Autor |
Wiadomość |
Neurotica_Lostica |
Wysłany: Wto 18:08, 21 Lut 2017 Temat postu: |
|
matt, tak jak juz wspomniano, nie jestes ani pierwszy, ani ostatni, komu sie takie cos przytrafia. Tak to juz po prostu jest z tymi ludzmi i juz.
A gosc dobrze prawi, sama mam takie przemyslenia na ten temat. |
|
|
Gość |
Wysłany: Wto 15:46, 21 Lut 2017 Temat postu: |
|
Ja tak miałam mnóstwo razy. Dlatego dobra rada - ignorujcie wszelkie ogłoszenia, gdzie ktoś pisze, że szuka kogoś do zwierzenia się, wygadania - tacy ludzie potraktują was tylko jak chusteczkę do wypłakania się po czym oleją. Odpowiadajcie tylko na ogłoszenia, gdzie jest mowa o wzajemności, czyli osoba chce nie tylko brać, ale i dawać coś z siebie... tylko z takimi osobami udawało mi się nawiązać dłuższe kontakty, ale zwykle były z drugiego końca Polski lub jeszcze dalej... |
|
|
Karina |
Wysłany: Wto 14:04, 21 Lut 2017 Temat postu: |
|
Matt ,skąd jesteś?
Ja zawsze odpisuję ,tylko nikogo już nie zmusisz do odzewu .Może to i lepiej ,mniejsze rozczarowanie . |
|
|
matt |
Wysłany: Wto 11:17, 21 Lut 2017 Temat postu: |
|
_Req_ napisał: | ]Nie podpisujesz przeciez z nikim kontraktu na wysylanie 10 wiadomosci tygodniowo. |
Ale brak nawet jednej rocznie, to już jest coś, prawda? |
|
|
_Req_ |
Wysłany: Nie 11:07, 14 Lut 2016 Temat postu: |
|
matt nie jestes pierwsza osoba ktora tak odczuwa
Cytat: | To nie pierwszy raz, gdy spotykam się z czymś takim. Nie wiem, jak to rozumieć. |
W dobie internetu to normalne. W normalnym zyciu mniej to dziwi. Przeciez niejednokrotnie poznaje sie kogos i.. i nie widzi sie go tygodniami lub miesiacami. jest to jak najbardziej normalne. Taki intensywny kontakt internetowy jest wyczerpujacy i kazdy czasem potrzebuje przerwy. Niekiedy znalazl to czego szukal, niekiedy wrecz odwrotnie. Tutaj nalezy wziasc wszystko bardziej na luzie i wyznawac zasade , wolno wszystko. Mozesz sie odzywac, nie musisz. Nie podpisujesz przeciez z nikim kontraktu na wysylanie 10 wiadomosci tygodniowo. To ze ktos nie ma czasu albo ochoty sie odezwac, to jeszcze nie powod ze powinien to robic "oficjalnie".

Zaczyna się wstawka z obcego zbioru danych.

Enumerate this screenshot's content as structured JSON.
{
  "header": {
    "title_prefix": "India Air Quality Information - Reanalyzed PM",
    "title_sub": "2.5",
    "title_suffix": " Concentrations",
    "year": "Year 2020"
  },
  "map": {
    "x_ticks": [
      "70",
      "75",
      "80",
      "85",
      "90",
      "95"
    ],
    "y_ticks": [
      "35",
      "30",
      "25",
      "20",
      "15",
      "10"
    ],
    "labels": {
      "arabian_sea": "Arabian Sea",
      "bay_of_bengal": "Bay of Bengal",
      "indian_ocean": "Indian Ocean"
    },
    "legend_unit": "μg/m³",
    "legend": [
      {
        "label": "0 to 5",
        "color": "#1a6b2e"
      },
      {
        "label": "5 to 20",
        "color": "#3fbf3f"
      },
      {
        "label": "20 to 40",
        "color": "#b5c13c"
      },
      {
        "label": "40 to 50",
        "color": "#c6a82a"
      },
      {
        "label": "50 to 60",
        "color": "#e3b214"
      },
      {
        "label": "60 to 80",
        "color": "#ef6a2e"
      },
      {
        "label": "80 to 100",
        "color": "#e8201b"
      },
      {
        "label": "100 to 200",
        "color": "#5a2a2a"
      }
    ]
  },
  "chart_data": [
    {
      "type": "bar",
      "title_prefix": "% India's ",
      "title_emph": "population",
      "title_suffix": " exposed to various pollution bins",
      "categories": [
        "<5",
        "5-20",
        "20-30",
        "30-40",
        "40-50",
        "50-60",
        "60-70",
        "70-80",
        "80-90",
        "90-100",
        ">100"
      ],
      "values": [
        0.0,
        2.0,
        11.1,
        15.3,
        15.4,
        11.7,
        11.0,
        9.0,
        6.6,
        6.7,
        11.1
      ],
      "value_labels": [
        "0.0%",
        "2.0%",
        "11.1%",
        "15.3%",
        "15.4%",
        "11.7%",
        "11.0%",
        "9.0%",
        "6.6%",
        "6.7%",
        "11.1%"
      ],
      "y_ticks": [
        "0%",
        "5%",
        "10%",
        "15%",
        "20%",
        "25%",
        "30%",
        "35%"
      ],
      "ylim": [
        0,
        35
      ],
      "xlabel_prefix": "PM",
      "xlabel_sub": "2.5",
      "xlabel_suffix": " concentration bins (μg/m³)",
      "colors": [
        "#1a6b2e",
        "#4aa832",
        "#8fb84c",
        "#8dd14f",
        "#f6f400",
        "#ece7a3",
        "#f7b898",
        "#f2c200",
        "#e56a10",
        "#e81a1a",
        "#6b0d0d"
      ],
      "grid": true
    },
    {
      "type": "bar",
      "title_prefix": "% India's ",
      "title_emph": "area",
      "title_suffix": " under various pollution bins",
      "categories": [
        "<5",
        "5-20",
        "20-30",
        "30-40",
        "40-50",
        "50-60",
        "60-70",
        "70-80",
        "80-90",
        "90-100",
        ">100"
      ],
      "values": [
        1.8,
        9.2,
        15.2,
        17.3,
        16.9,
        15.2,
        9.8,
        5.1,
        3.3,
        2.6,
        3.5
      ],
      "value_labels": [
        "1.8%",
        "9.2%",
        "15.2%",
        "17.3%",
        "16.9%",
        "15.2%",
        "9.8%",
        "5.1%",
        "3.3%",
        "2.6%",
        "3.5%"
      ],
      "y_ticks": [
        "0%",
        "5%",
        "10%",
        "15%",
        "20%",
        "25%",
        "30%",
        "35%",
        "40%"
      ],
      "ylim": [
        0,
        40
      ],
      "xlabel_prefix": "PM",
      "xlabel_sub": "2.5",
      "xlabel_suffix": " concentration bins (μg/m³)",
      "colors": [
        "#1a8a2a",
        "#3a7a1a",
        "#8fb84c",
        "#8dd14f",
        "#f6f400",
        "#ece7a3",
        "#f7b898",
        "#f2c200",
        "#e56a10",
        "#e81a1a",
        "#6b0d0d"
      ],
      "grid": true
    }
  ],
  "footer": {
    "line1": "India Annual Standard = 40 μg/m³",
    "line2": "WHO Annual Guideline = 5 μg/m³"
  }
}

Ma Ci napisac sluchaj od dnia 07.02 do 23.02 nie bede nic pisac bo sie slabo czuje? Takie rzeczy sa niezaplanowane a i niejednokrotnie kontakty sie urywaja.
Troche luzu i zrozumienia nigdy nikomu nie zaszkodzilo. |
|
|
matt |
Wysłany: Nie 10:48, 14 Lut 2016 Temat postu: |
|
Wciąż nie wiem, jak to działa...
Wymiana maili, normalna rozmowa, wszystko niby w porządku, aż tu nagle cisza, brak odzewu przez tydzień, zero reakcji... Czy naprawdę tak trudno napisać choćby "zrywam kontakt, szukam kogoś innego"?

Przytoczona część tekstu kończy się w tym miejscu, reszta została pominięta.